Head Forcing

Long Autoregressive Video Generation
via Head Heterogeneity

1AGI Lab, Westlake University    2University of California at Merced    3StepFun
*Corresponding author

Abstract

Autoregressive video diffusion models support real-time synthesis but suffer from error accumulation and context loss over long horizons. We discover that attention heads in AR video diffusion transformers serve functionally distinct roles as local heads for detail refinement, anchor heads for structural stabilization, and memory heads for long-range context aggregation, yet existing methods treat them uniformly, leading to suboptimal KV cache allocation. We propose Head Forcing, a training-free framework that assigns each head type a tailored KV cache strategy: local and anchor heads retain only essential tokens, while memory heads employ a hierarchical memory system with dynamic episodic updates for long-range consistency. A head-wise RoPE re-encoding scheme further ensures positional encodings remain within the pretrained range. Without additional training, Head Forcing extends generation from 5 seconds to minute-level duration, supports multi-prompt interactive synthesis, and consistently outperforms existing baselines.

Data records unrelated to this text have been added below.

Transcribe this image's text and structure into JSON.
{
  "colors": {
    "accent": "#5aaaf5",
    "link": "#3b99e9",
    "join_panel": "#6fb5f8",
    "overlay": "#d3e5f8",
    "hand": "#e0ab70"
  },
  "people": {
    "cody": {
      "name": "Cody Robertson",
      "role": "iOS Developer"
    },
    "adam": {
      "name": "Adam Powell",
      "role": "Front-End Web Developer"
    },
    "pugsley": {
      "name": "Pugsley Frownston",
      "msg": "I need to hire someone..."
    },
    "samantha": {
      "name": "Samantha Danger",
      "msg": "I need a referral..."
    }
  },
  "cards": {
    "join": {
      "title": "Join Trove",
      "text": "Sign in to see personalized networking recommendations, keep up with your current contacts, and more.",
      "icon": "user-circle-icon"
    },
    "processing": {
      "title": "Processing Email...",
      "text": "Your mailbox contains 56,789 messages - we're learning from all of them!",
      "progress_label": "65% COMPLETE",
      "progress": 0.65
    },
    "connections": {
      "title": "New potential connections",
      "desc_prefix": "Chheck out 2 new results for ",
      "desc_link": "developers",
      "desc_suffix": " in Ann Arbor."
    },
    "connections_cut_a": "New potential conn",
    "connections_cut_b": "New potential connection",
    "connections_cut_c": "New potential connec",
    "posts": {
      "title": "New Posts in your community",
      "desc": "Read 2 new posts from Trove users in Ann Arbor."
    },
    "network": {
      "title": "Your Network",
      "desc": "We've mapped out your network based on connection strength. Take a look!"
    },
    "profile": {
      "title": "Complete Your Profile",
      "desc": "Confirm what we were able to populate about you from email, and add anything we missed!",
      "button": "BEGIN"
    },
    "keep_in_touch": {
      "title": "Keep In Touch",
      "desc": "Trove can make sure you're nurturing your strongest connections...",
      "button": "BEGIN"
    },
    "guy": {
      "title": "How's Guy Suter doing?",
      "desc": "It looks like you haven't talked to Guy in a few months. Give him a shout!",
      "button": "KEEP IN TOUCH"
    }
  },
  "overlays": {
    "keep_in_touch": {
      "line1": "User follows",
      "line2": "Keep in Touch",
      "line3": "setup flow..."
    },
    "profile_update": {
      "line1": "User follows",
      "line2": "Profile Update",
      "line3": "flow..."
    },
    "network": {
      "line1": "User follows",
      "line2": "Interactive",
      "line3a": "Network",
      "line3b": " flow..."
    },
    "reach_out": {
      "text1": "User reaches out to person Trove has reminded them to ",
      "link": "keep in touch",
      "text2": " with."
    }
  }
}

Key Discovery: Attention Head Heterogeneity

We discover that attention heads in AR video diffusion transformers serve functionally distinct roles, yet existing methods treat them uniformly, leading to suboptimal KV cache allocation. We identify three distinct head types:

🔍
Local Heads
Focus on the current block and its immediate neighborhood for detail refinement and short-range motion continuity.
Anchor Heads
Exhibit elevated first-frame attention, using the initial frame as a structural anchor to prevent visual collapse.
🧠
Memory Heads
Attend broadly across the full context to capture narrative elements and sustain long-range memory.
Representative attention patterns for different attention heads

Representative attention patterns for different attention heads.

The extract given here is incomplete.